At the end of the day, it’s their choice; they’ve paid for the item so they can do what they want with it. I’ve seen people do plenty of stupid things to avoid having to come back or pay a delivery fee, but one guy takes the cake.

As soon as my colleague and I see his vehicle, it’s doubtful the TV will fit.

Us: “Sir, shall we do some measurements of the box to check if it will fit in your car?”

Customer: “No need. It’ll definitely fit.”

His first plan is to set the television on the floor in the rear, just behind the driver and passenger seats. We get the TV to his car and then see that he has his two toddler children in their car seats in the back seat, which is not a good start as I assume there would be some safety issue at play. However, we’re fairly confident the TV won’t fit there anyway, so we decide to humour him and prove it to hopefully end the silliness.

He has to move the driver and passenger seats a long way forward to even get the TV in place and then, sure enough, it’s too long and the back doors won’t close.

Sadly, it doesn’t end there.

Customer: “I’ll just have to lay it down to get it in.”

My customer service facade drops a little as I can’t comprehend where he thinks it will go. It might get in if he didn’t have the kids in the back seat and could fold the seat down and lay it through the boot into the back seat, but that’s not an option, and it’s not his plan.

His idea is so ridiculous that it didn’t even occur to me as a possibility: he’s going to lay the TV down across the back seat, on top of the kids in their car seats!

After a moment of shock, we regain our composure and point out to him:

Us: “Sir, if it doesn’t fit lengthways across the floor, it’s still not going to fit lengthways across.”

With a more reasonable person I might have tried the tactic of how much danger he was putting his kids in, but a more reasonable person wouldn’t have had this idea in the first place.

It takes some convincing, but we’re eventually able to get him to realise that it will not fit.
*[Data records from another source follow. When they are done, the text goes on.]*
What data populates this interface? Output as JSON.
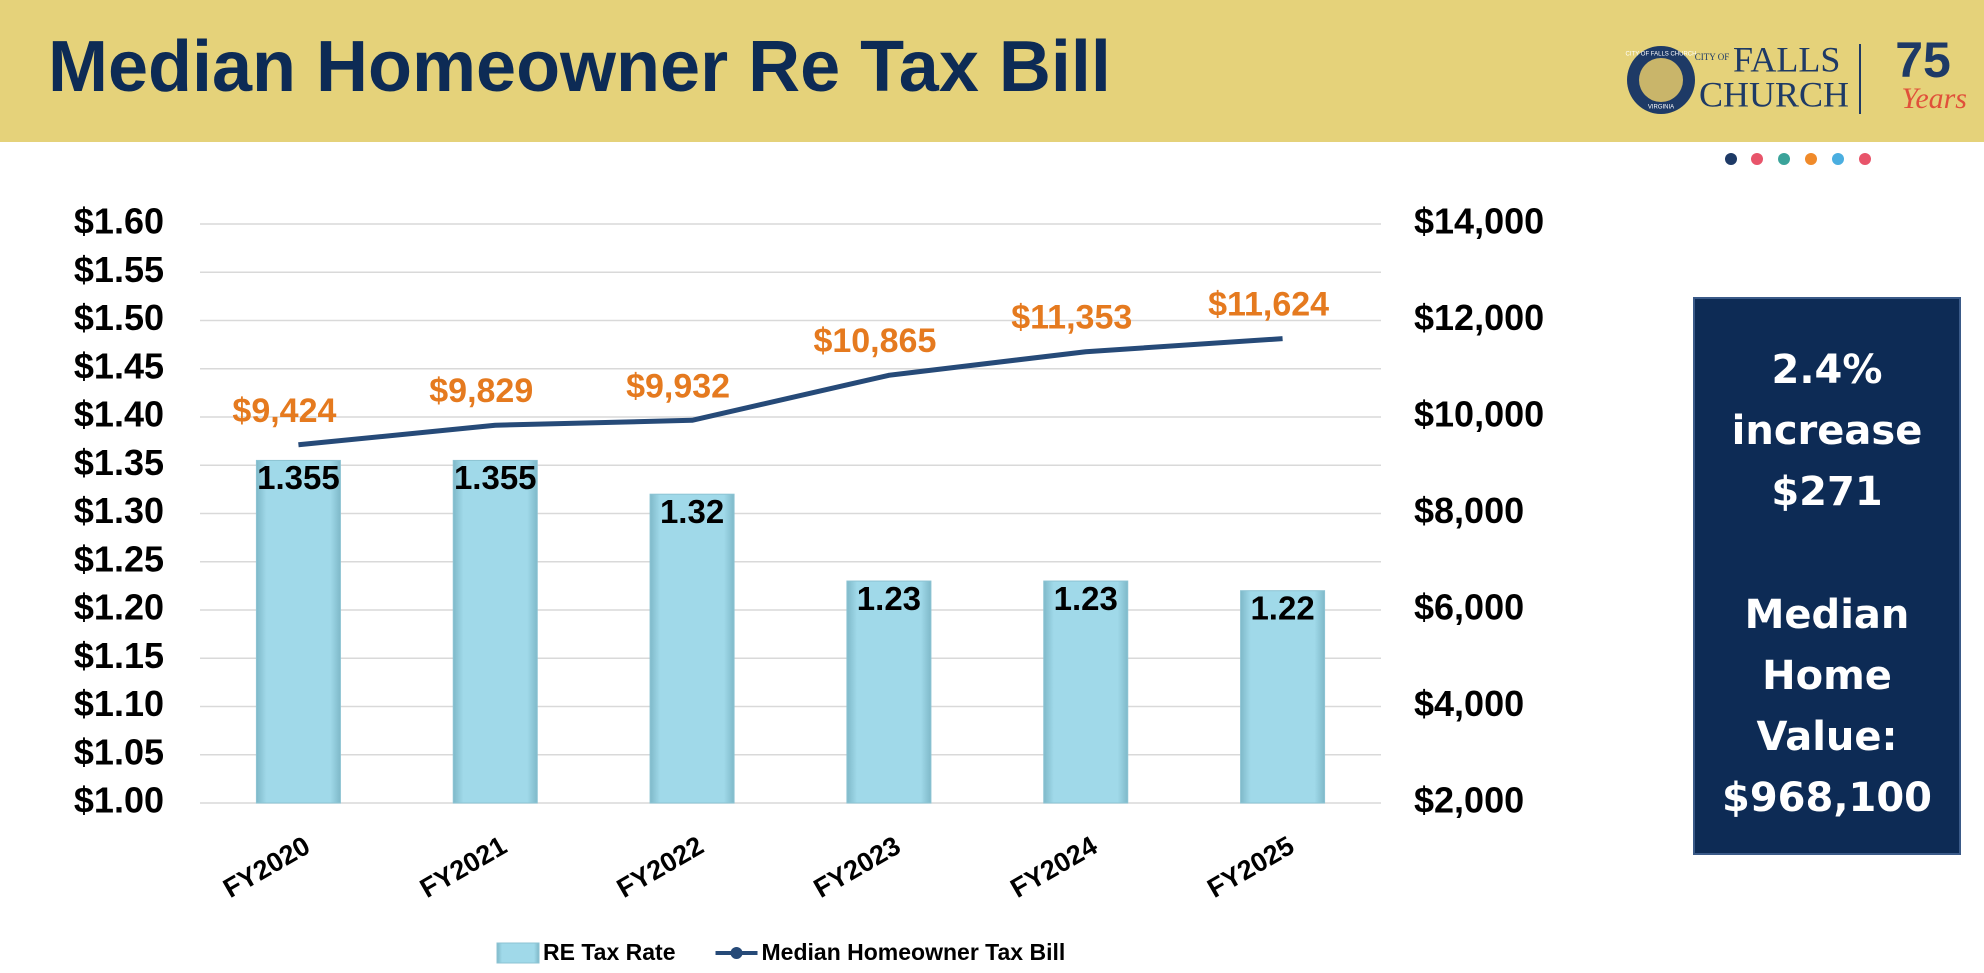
{
  "header": {
    "title": "Median Homeowner Re Tax Bill"
  },
  "logo": {
    "seal_top": "CITY OF FALLS CHURCH",
    "seal_bottom": "VIRGINIA",
    "city_of": "CITY OF",
    "falls": "FALLS",
    "church": "CHURCH",
    "years_number": "75",
    "years_word": "Years"
  },
  "box": {
    "top": [
      "2.4%",
      "increase",
      "$271"
    ],
    "bottom": [
      "Median",
      "Home",
      "Value:",
      "$968,100"
    ]
  },
  "chart_data": {
    "type": "bar",
    "categories": [
      "FY2020",
      "FY2021",
      "FY2022",
      "FY2023",
      "FY2024",
      "FY2025"
    ],
    "series": [
      {
        "name": "RE Tax Rate",
        "type": "bar",
        "color": "#a0d9e9",
        "values": [
          1.355,
          1.355,
          1.32,
          1.23,
          1.23,
          1.22
        ]
      },
      {
        "name": "Median Homeowner Tax Bill",
        "type": "line",
        "axis": "y2",
        "color": "#264a78",
        "label_color": "#e57a1f",
        "values": [
          9424,
          9829,
          9932,
          10865,
          11353,
          11624
        ],
        "value_labels": [
          "$9,424",
          "$9,829",
          "$9,932",
          "$10,865",
          "$11,353",
          "$11,624"
        ]
      }
    ],
    "ylim": [
      1.0,
      1.6
    ],
    "yticks": [
      {
        "value": 1.0,
        "label": "$1.00"
      },
      {
        "value": 1.05,
        "label": "$1.05"
      },
      {
        "value": 1.1,
        "label": "$1.10"
      },
      {
        "value": 1.15,
        "label": "$1.15"
      },
      {
        "value": 1.2,
        "label": "$1.20"
      },
      {
        "value": 1.25,
        "label": "$1.25"
      },
      {
        "value": 1.3,
        "label": "$1.30"
      },
      {
        "value": 1.35,
        "label": "$1.35"
      },
      {
        "value": 1.4,
        "label": "$1.40"
      },
      {
        "value": 1.45,
        "label": "$1.45"
      },
      {
        "value": 1.5,
        "label": "$1.50"
      },
      {
        "value": 1.55,
        "label": "$1.55"
      },
      {
        "value": 1.6,
        "label": "$1.60"
      }
    ],
    "y2lim": [
      2000,
      14000
    ],
    "y2ticks": [
      {
        "value": 2000,
        "label": "$2,000"
      },
      {
        "value": 4000,
        "label": "$4,000"
      },
      {
        "value": 6000,
        "label": "$6,000"
      },
      {
        "value": 8000,
        "label": "$8,000"
      },
      {
        "value": 10000,
        "label": "$10,000"
      },
      {
        "value": 12000,
        "label": "$12,000"
      },
      {
        "value": 14000,
        "label": "$14,000"
      }
    ],
    "grid": true
  }
}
He briefly contemplates the idea of laying it down inside the car the other way, with one end on top of the kids in the backseat and the other end resting in the front seat headrests, but he rules this idea out as it would be hitting him in the head.

I think it’s finally over, but not quite.

He decides now that things might be easier if the kids weren’t in the car and he could fold the back seat down. But instead of deciding to take them home and come back with an empty vehicle, he comments:

Customer: “If only my wife had come with me, I could leave the kids with her, take the TV home, and come back for them.”

After this comment, he looks hopefully at us, as though he’s expecting us to offer to watch his kids for him. We do not offer, of course, and remain silent, although I really want to point out that it wouldn’t make a difference to him if he took the kids home first and came back for the TV or took the TV home first and came back for the kids; it’s the same number of trips.

After we fail to offer to babysit, he sadly has one more brilliant idea.

Customer: “I’ll take the car seats out, fold the backseat down to fit the TV in, and then drive home with the kids in their car seats, which will be sitting on the passenger side in the front.”

Us: “That will be very unsafe for the kids and, honestly, is a terrible idea.”

He’s unsure and seems to want to try it, but after we continue to tell him not to, he finally has one genuinely good idea:

Customer: “I’ll call my wife to see what she thinks.”

Fortunately, she very quickly shut down his terrible idea before he even finished telling it to her and told him to bring the kids home and go back for the TV later. I was very happy when he decided to take her advice and left with his kids safely secured in their seats. If people had to pass a test before being allowed to become parents, he would have had no chance.